Çift kuleli kapı restore edilecek
Çift
kuleli giriş kapısının bulunduğu alanda kumandanlık dairesinin de bulunduğunu
açıklayan Karabacak; '1915'lerde yıkıldıktan sonra son haline getirilmiş.
Paydaşımız olan Edirne Valiliği Çevre Vakfı'ndaki mimarların gayretleriyle ve
üniversitemizin desteğiyle statik raporunu çizip tamamladık. En son haliyle
restorasyon projesi koruma kurulundan geçti. Önümüzdeki günlerde burayı
iyileştirmek istiyoruz. Hamam yapısı, kışla ile birlikte yapılmış. Uzun süredir
terk edilmiş. Bulgar işgalindeki krokisi, şu anki haliyle bire bir örtüşüyor. İmkânlarımız
şu anda burasının temizliğini yapmakla sınırlı. Yine de uzmanlaştıkça hamamı da
ayağa kaldırma gibi bir hedefimiz var' ifadelerine yer verdi.
2 tabyaya el atıldı
Valide
Sultan Çeşmesi'nin de çalışmalarının gerçekleştirildiğini açıklayan Karabacak;
'Çeşmeye suyu verdik. Şu an akmaktadır. Burası anayol üzerindedir ve
vatandaşlar geçerken ihtiyaçlarını görmektedir. Valide Sultan tabelası ile de
tarihini yâd etmektedir.
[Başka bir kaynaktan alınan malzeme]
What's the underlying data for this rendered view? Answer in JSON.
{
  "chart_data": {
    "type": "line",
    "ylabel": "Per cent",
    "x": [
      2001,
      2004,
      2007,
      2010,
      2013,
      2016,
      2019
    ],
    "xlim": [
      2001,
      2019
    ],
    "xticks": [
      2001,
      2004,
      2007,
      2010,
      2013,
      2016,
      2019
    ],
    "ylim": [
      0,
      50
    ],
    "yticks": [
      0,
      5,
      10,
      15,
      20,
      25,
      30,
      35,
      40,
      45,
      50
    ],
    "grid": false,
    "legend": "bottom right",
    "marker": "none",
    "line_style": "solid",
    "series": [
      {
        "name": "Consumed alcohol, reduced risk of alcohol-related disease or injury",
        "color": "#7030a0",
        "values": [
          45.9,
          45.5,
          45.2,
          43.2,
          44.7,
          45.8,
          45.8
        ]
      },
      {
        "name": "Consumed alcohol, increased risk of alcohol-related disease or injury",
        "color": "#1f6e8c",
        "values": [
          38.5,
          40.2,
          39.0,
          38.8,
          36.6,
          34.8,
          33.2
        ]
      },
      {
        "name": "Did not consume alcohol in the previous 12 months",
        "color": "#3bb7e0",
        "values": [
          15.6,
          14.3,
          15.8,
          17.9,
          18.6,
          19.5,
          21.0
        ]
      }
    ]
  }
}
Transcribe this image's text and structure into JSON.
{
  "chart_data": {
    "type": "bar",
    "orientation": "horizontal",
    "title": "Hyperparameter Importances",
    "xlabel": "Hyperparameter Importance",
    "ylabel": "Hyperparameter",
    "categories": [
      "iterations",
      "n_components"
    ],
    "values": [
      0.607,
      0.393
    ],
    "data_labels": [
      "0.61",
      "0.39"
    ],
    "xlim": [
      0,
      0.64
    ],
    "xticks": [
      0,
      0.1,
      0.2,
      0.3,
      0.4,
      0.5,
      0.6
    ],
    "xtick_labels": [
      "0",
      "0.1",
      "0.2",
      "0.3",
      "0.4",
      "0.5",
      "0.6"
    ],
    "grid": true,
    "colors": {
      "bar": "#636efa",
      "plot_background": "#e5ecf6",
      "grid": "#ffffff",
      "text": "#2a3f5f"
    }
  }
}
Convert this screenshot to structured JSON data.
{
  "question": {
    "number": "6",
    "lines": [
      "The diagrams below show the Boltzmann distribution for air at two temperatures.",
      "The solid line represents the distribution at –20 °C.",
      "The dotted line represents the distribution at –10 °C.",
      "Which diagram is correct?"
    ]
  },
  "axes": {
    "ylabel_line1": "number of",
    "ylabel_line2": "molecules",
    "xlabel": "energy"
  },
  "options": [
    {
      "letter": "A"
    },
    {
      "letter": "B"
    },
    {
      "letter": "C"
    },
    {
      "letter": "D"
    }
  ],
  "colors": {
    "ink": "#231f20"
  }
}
Aslında bizim alanımızdan çıkarılmıştı ama izinlerini
aldığımız için sorun olmadı. Ayrıca Edirne'deki 24 tabyadan 2 tanesi cezaevi
sınırlarımızdadır. Birisi Hacıdoğan Tabya, diğeri Ayvalık Tabya'dır. Ayvalık
Tabyası, ilk başlarda çok kötü vaziyetteydi. Açık Cezaevi'nin çok istekli
personeliyle zarar görmesini engellemeye çalıştık. Burası da bizim
hedefimizdedir. Uzmanlaştıkça daha iyi hale getireceğiz. İşlevselleştirmek
amacıyla da burasını cezaevindeki bazı ihtiyaçlar ya da istenildiği zaman
ziyarete açabilecek şekilde farklı fonksiyonlar verebiliriz' sözlerine yer
verdi.
Edirnekari öğreniyorlar
Karabacak,
9 ay önce Edirnekari atölyesinin de açıldığını belirtirken; 'Halk Eğitim
Merkezi'nden gelen eğitmenlerimizin desteğiyle 20 civarında hükümlüye bu sanatı
öğretmeye çalışıyoruz. Bir paydaş bulabilirsek bu işi de ilerleterek
restorasyonda kalem işi yapabilecek kabiliyette burada yetişecek hükümlülerden
sanatkâr çıkarma düşüncesindeyiz. 2 hükümlümüz, buradaki yüksekokuldan derece
yaparak mezun oldular. Restorasyon ile ilgili ne kadar kurum varsa her biriyle
temas halinde olmaya çalışıyoruz. Biz çok istekliyiz. Bilimsel her talebi
karşılamak amacındayız' dedi.
Edirne Sarayı kazılarına katıldılar
Edirne
Sarayı kazısına 10'un üzerinde hükümlü ile destek olduklarını da açıklayan
Karabacak; 'Maliyeti belki de çok daha düşürdük. Hocalarımız da çok memnun
kaldılar. Hükümlülerimizin başında da infaz koruma memurlarımız gözetmenlik
yapıyorlar. Dışarıdan da Kadı Bedrettin Camii'nde iş başı eğitimi kapsamında 5
hükümlümüz, 1 infaz koruma memuruyla çalışmaktadır. Tarihimize katkıda bulunmak
anlamında heyecanımız artıyor. Yanık Kışla uyandı' ifadelerine yer verdi.
Daimi komite önerdi
Karabacak'ın
sunumunun ardından törende bir konuşma da Prof. Dr. Rahmi Hüseyin Ünal yaptı.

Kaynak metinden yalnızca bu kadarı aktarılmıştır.